How’d you hook up with Fiona?

 

She’s been around since the first album. We moved from Perth to Melbourne – which is a better music town. Perth was like a smaller version of San Diego, but more remote. It’s cool for surf waves, but we moved to Melbourne and Fi came with us. We’ve known each other ten years.

I heard Gala Mill was recorded in a haunted Tasmanian factory.

 

We didn’t see any ghosts, though. It was in one of the first Australian farms built in the 1900’s. Australia is only as old as California, so… It was in a middle-of-nowhere farm. It was a custom-made studio waiting to happen. All it needed was recording equipment. It was like being on holiday and getting a record done. It worked out good.

How would you compare Gala Mill to its subsequent follow-up, Havilah?

 

Gala Mill is heavier, but not in a depressing way or in its sonic assault.

Several of Havilah’s slow songs compete favorably against the usual expeditiously blitzing savagery. There’s “Cold And Sober” plus caliginous breakup lament, “The Drifting Housewife.”

 

As for “The Drifting Housewife,” there was a gazillion love songs, so I figured I’d write a divorce song. We could do all sorts of stuff. It doesn’t have to be political.

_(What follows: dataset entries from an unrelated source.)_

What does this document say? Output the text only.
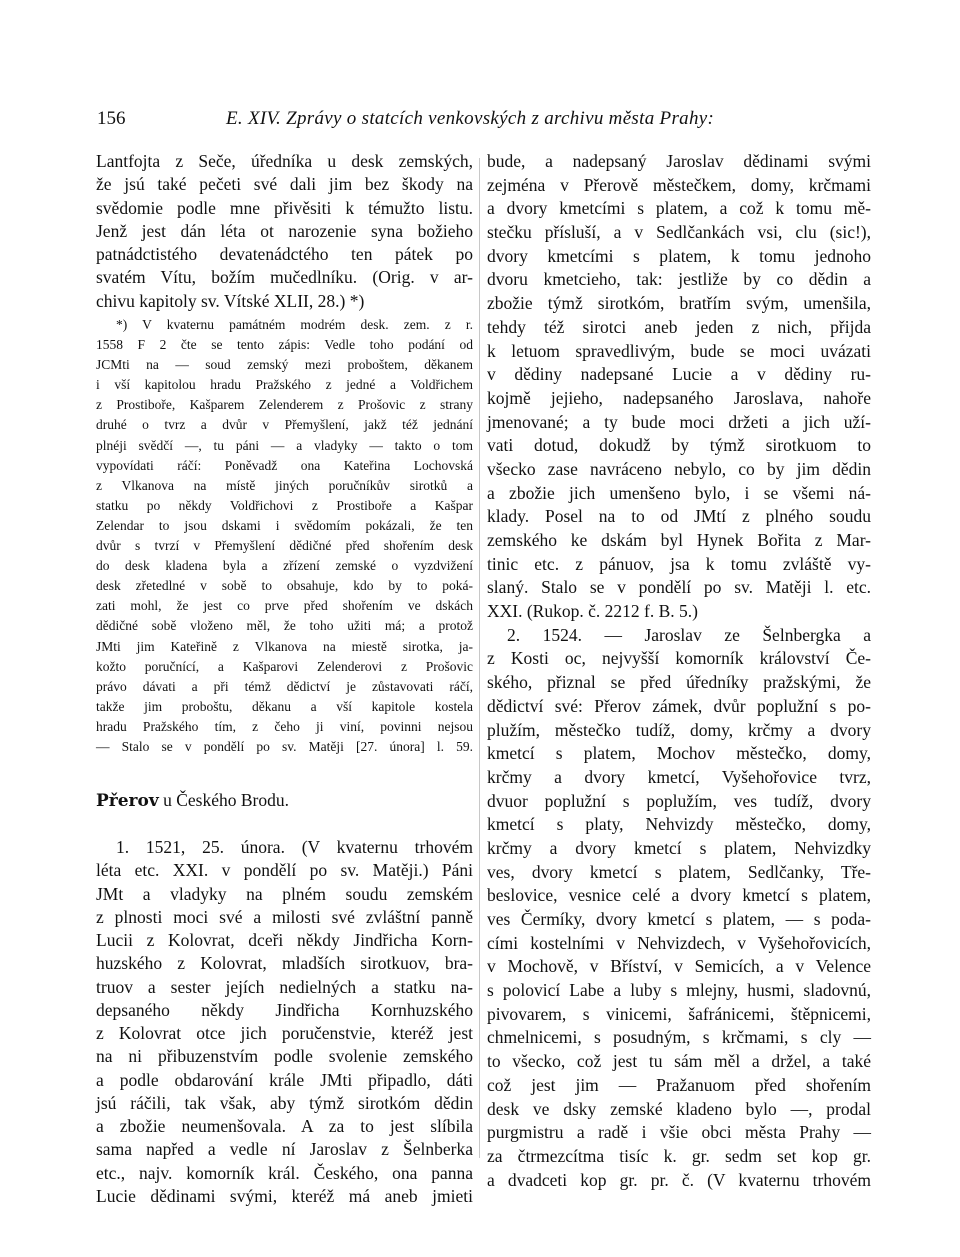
156	E. XIV. Zprávy o statcích venkovských z archivu města Prahy:
Lantfojta z Seče, úředníka u desk zemských,
že jsú také pečeti své dali jim bez škody na
svědomie podle mne přivěsiti k témužto listu.
Jenž jest dán léta ot narozenie syna božieho
patnádctistého devatenádctého ten pátek po
svatém Vítu, božím mučedlníku. (Orig. v ar-
chivu kapitoly sv. Vítské XLII, 28.) *)
*) V kvaternu památném modrém desk. zem. z r.
1558 F 2 čte se tento zápis: Vedle toho podání od
JCMti na — soud zemský mezi proboštem, děkanem
i vší kapitolou hradu Pražského z jedné a Voldřichem
z Prostiboře, Kašparem Zelenderem z Prošovic z strany
druhé o tvrz a dvůr v Přemyšlení, jakž též jednání
plnéji svědčí —, tu páni — a vladyky — takto o tom
vypovídati ráčí: Poněvadž ona Kateřina Lochovská
z Vlkanova na místě jiných poručníkův sirotků a
statku po někdy Voldřichovi z Prostiboře a Kašpar
Zelendar to jsou dskami i svědomím pokázali, že ten
dvůr s tvrzí v Přemyšlení dědičné před shořením desk
do desk kladena byla a zřízení zemské o vyzdvižení
desk zřetedlné v sobě to obsahuje, kdo by to poká-
zati mohl, že jest co prve před shořením ve dskách
dědičné sobě vloženo měl, že toho užiti má; a protož
JMti jim Kateřině z Vlkanova na miestě sirotka, ja-
kožto poručnící, a Kašparovi Zelenderovi z Prošovic
právo dávati a při témž dědictví je zůstavovati ráčí,
takže jim proboštu, děkanu a vší kapitole kostela
hradu Pražského tím, z čeho ji viní, povinni nejsou
— Stalo se v pondělí po sv. Matěji [27. února] l. 59.
Přerov u Českého Brodu.
1. 1521, 25. února. (V kvaternu trhovém
léta etc. XXI. v pondělí po sv. Matěji.) Páni
JMt a vladyky na plném soudu zemském
z plnosti moci své a milosti své zvláštní panně
Lucii z Kolovrat, dceři někdy Jindřicha Korn-
huzského z Kolovrat, mladších sirotkuov, bra-
truov a sester jejích nedielných a statku na-
depsaného někdy Jindřicha Kornhuzského
z Kolovrat otce jich poručenstvie, kteréž jest
na ni přibuzenstvím podle svolenie zemského
a podle obdarování krále JMti připadlo, dáti
jsú ráčili, tak však, aby týmž sirotkóm dědin
a zbožie neumenšovala. A za to jest slíbila
sama napřed a vedle ní Jaroslav z Šelnberka
etc., najv. komorník král. Českého, ona panna
Lucie dědinami svými, kteréž má aneb jmieti
bude, a nadepsaný Jaroslav dědinami svými
zejména v Přerově městečkem, domy, krčmami
a dvory kmetcími s platem, a což k tomu mě-
stečku přísluší, a v Sedlčankách vsi, clu (sic!),
dvory kmetcími s platem, k tomu jednoho
dvoru kmetcieho, tak: jestliže by co dědin a
zbožie týmž sirotkóm, bratřím svým, umenšila,
tehdy též sirotci aneb jeden z nich, přijda
k letuom spravedlivým, bude se moci uvázati
v dědiny nadepsané Lucie a v dědiny ru-
kojmě jejieho, nadepsaného Jaroslava, nahoře
jmenované; a ty bude moci držeti a jich uží-
vati dotud, dokudž by týmž sirotkuom to
všecko zase navráceno nebylo, co by jim dědin
a zbožie jich umenšeno bylo, i se všemi ná-
klady. Posel na to od JMtí z plného soudu
zemského ke dskám byl Hynek Bořita z Mar-
tinic etc. z pánuov, jsa k tomu zvláště vy-
slaný. Stalo se v pondělí po sv. Matěji l. etc.
XXI. (Rukop. č. 2212 f. B. 5.)
2. 1524. — Jaroslav ze Šelnbergka a
z Kosti oc, nejvyšší komorník království Če-
ského, přiznal se před úředníky pražskými, že
dědictví své: Přerov zámek, dvůr poplužní s po-
plužím, městečko tudíž, domy, krčmy a dvory
kmetcí s platem, Mochov městečko, domy,
krčmy a dvory kmetcí, Vyšehořovice tvrz,
dvuor poplužní s poplužím, ves tudíž, dvory
kmetcí s platy, Nehvizdy městečko, domy,
krčmy a dvory kmetcí s platem, Nehvizdky
ves, dvory kmetcí s platem, Sedlčanky, Tře-
beslovice, vesnice celé a dvory kmetcí s platem,
ves Čermíky, dvory kmetcí s platem, — s poda-
cími kostelními v Nehvizdech, v Vyšehořovicích,
v Mochově, v Bříství, v Semicích, a v Velence
s polovicí Labe a luby s mlejny, husmi, sladovnú,
pivovarem, s vinicemi, šafránicemi, štěpnicemi,
chmelnicemi, s posudným, s krčmami, s cly —
to všecko, což jest tu sám měl a držel, a také
což jest jim — Pražanuom před shořením
desk ve dsky zemské kladeno bylo —, prodal
purgmistru a radě i všie obci města Prahy —
za čtrmezcítma tisíc k. gr. sedm set kop gr.
a dvadceti kop gr. pr. č. (V kvaternu trhovém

What are some of your political views? Are they as bleak and portentous as your lyrics sometimes indicate?

 

The world is pretty complicated. It’s a lack of people having enough knowledge of what’s happened before that really makes them freak out about shit. Obviously it’s not good to have these current economic conditions. But we’re not living in the streets and we’re not all gonna get killed by terrorists. It’s unnecessary hysteria.

There’s room to be philosophical, but it’s not the first time financial institutions have collapsed. It’s not the first recession anyone’s been bogged down in.

I was quite intrigued by “The Minotaur,” with its scraggly Captain Beefheart-like anxiety and scruffy elegiac characters.

 

It’s about modern day losers. “The Minotaur” is the offspring of a bull sent down by the gods. He’s just in a maze. And that sort of predatory depressive weirdness happens all the time, a progeny of a fucked up relationship – like the kids locked in their bedrooms getting into porn and ultra-violent video games. It’s just mysterious anti-social behavior. They’re entertaining the worst traits humans have. It’s relatively harmless, but in a stupid way. It’s all about buying a bunch of useless shit that’s obsolete in a week and you’re bored with it so you have to buy more.

You’ve mentioned online how much Blues artists such as Blind Willie Johnson fascinate you.

 

Blind Willie Mc Tell, too. Everybody talks about Robert Johnson, and he’s cool, but there’s quite weirder, more dexterous, and stranger dudes, like Mississippi John Hurt, Fred Mc Dowell – the finger picking and the song structures. Take Hubert Sumlin, Howlin’ Wolf’s guitarist. We did a song, “De Kalb Blues,” an old Leadbelly song. We’ve done Blind Willie Johnson’s “Motherless Children.” I’m into all that fucking amazing stuff. That’s what got me into songwriting originally, rather than just Jimi Hendrix and Jimmy Page’s pyrotechnic stuff.